In the months following Albert’s arrival, Werther’s letters become increasingly long, dramatic, and philosophical. He becomes absorbed with self-pity and mired in thoughts of death and pain, ranting endlessly to Wilhelm about his foolishness and helplessness. In one moment he resolves to leave, but in the next he is certain that he might continue on forever. Finally, a discussion regarding Lotte’s Mother and her untimely death so shakes Werther that he decides follow through on Wilhelm’s suggestion to flee Wahlheim and find employment at the court of the Ambassador.
Though Werther has some growing pains at court, he generally finds the work tolerable. The ambassador proves a difficult man to work for, but Werther nevertheless finds a friend in Count C., who advises him in how best to deal with the ambassador. He befriends Miss von B., a local aristocrat whom he imagines might become a romantic interest. Indeed, Werther seems on the verge of shaking Lotte’s ghost when, seemingly out of nowhere, he writes to her. Thereafter his mania is restored and his work becomes unbearable. He desires to flee again, an impulse greatly magnified after receiving word from Albert that he and Lotte have finally married.
After Werther is humiliated at a party by the Count’s noble friends who find Werther too low-born to mingle with them, Werther resigns his job. For a while he travels, but he ultimately returns to Wahlheim and to Lotte. He finds the world there at odds with his memories of it. The Farmer Lad has been let go by the Widow he loves because he tried to rape her, but Werther sympathizes with the Lad rather than the Widow. Noting that the Widow has taken on a new servant, and remembering his feelings towards Albert, Werther wonders how the new servant must make the Farmer Lad feel. The trees so beloved by the Vicar and his wife have been cut down, and with them the memories that Werther and Lotte made there.

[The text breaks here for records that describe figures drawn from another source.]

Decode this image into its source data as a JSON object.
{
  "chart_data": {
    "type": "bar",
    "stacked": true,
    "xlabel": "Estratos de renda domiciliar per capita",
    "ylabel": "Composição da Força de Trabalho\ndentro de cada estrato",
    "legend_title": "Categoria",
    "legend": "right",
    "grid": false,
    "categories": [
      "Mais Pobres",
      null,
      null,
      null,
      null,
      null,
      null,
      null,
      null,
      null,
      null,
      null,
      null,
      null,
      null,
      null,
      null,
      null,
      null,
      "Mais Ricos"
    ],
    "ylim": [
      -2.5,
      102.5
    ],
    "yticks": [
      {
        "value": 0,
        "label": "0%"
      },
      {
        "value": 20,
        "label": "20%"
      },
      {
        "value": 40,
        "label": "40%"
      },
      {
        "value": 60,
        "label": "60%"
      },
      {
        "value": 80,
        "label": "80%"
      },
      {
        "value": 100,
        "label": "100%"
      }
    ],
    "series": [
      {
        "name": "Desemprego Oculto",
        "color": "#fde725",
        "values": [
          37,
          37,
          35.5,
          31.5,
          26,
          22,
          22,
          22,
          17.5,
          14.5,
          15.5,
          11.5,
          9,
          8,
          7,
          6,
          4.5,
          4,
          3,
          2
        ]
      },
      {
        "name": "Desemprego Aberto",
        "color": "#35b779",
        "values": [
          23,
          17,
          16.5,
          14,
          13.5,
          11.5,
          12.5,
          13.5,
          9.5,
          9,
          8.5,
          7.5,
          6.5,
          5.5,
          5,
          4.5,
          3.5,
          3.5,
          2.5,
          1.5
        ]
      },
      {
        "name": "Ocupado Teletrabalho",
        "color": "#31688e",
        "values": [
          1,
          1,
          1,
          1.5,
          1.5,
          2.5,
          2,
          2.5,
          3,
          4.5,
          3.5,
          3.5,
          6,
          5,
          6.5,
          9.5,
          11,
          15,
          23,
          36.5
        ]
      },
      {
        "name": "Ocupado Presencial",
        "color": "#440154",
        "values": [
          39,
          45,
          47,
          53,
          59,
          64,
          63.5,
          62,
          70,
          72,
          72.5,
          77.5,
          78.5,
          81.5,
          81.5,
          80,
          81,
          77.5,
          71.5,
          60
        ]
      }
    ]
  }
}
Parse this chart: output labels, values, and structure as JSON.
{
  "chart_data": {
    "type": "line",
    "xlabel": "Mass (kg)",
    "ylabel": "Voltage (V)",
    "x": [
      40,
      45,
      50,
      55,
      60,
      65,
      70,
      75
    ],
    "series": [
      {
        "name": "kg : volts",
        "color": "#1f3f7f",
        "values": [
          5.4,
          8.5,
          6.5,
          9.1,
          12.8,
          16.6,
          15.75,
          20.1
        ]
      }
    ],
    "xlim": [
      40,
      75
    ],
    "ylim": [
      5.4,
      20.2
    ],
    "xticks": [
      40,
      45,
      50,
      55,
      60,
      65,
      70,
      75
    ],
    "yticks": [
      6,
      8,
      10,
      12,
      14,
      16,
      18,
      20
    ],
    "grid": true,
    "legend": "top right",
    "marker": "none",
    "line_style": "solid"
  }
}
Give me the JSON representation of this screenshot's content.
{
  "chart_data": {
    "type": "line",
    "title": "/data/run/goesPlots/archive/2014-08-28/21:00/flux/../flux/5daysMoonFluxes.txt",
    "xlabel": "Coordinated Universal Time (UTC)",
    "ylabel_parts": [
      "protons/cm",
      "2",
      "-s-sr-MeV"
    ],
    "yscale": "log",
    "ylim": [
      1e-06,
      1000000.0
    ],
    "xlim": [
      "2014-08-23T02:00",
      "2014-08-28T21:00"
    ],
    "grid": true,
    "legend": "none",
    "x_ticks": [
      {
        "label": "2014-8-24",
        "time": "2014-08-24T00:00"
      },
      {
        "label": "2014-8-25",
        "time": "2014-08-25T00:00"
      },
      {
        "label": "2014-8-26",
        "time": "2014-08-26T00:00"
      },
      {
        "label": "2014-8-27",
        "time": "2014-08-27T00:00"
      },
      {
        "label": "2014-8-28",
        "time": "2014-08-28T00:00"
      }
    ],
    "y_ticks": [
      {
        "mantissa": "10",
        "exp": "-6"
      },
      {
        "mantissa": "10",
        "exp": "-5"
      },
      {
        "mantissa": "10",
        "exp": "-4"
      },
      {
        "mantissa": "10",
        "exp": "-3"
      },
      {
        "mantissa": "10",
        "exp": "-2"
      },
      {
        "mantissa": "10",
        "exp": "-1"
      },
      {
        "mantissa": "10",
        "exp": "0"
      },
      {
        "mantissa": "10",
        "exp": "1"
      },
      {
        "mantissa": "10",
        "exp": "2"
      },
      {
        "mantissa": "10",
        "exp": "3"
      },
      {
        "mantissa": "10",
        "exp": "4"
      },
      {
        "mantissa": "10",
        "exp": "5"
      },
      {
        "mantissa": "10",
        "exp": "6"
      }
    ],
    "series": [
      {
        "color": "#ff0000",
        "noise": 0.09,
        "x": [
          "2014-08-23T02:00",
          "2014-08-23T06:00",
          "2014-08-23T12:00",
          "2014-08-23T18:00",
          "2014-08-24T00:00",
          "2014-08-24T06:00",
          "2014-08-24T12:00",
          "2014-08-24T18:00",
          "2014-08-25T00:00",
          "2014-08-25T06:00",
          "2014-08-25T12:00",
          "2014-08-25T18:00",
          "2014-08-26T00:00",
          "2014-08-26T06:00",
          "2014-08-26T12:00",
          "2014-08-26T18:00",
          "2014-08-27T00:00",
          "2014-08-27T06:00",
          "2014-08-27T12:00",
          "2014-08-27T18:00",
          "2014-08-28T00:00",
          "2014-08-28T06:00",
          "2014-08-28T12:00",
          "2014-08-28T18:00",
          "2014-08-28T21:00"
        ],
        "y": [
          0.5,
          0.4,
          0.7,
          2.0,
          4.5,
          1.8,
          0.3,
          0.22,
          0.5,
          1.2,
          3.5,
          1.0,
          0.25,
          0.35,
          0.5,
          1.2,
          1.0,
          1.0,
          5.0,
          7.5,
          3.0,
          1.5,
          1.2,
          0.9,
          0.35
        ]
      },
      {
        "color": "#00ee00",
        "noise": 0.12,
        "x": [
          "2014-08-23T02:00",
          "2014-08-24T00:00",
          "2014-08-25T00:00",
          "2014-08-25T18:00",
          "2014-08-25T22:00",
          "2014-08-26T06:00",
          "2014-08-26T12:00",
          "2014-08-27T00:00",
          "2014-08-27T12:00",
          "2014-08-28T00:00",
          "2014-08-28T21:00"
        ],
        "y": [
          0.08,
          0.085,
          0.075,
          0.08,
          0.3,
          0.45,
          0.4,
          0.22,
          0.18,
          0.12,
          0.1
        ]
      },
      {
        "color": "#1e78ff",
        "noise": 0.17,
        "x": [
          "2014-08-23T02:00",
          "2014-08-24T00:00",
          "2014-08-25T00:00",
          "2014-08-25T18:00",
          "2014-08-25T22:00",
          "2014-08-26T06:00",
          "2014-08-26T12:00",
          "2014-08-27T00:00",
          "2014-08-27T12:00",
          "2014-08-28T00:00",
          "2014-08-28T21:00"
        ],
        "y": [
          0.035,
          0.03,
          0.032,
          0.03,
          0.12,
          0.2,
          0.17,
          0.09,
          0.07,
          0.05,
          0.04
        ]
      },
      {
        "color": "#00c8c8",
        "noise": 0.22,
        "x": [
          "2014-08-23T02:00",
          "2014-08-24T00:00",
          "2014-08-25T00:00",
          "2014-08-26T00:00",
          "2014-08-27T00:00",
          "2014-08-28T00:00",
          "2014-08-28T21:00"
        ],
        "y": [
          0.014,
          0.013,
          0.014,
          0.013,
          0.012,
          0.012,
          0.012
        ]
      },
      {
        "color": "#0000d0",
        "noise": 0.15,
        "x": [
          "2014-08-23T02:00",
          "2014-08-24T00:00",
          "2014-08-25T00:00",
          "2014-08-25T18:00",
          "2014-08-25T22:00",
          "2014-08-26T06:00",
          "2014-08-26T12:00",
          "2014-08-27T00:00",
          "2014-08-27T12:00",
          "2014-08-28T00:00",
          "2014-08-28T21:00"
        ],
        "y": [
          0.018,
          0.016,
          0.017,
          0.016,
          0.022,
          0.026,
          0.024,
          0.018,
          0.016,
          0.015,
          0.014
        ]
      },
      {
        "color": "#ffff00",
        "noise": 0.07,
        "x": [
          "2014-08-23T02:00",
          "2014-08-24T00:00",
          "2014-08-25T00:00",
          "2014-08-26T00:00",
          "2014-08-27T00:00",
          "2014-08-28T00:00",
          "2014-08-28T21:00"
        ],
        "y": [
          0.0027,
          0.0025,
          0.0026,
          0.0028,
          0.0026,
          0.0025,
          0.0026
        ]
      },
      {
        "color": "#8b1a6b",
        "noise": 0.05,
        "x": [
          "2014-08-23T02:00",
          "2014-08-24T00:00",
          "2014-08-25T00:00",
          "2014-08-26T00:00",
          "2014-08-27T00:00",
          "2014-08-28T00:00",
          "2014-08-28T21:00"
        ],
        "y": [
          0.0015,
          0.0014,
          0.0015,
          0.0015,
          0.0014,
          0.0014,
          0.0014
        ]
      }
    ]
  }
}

One day, Werther meets a man named Heinrich, who turns out to be quite insane. The next day Werther reports that Heinrich was driven to madness by unrequited love for Lotte, though he makes no mention of how he’s learned this information, and it seems suspect. Instead, the mania of his own letters approaches madness. Soon, the editor is forced to intercede in the narrative, filling in the gaps left by Werther’s scant letters. The Farmer Lad killed the Widow, and Werther defended the boy’s actions vehemently to Albert. Albert was so aghast at this that he broke with Werther and demanded that Lotte do the same. Then a storm ravaged Wahlheim, bringing with it a flood that laid waste to many of Werther’s favorite spots.
Lotte, for her part, rejects Albert’s call to abandon Werther, but she does attempt to lessen their time together and she has to ask him to control himself often. During their final visit, Werther reads from his own translations of Ossian, and both he and Lotte weep for the beauty of the story and their own ruined friendship. When Werther forces kisses upon Lotte, the spell is broken, and she banishes him from her home. He flees, resolving to end his life. After writing a letter to Lotte to be delivered after his death, he prepares for the act by borrowing Albert’s pistols. He shoots himself that night and dies from his wounds the following day. The novel ends with the iconic line “No priest attended him.”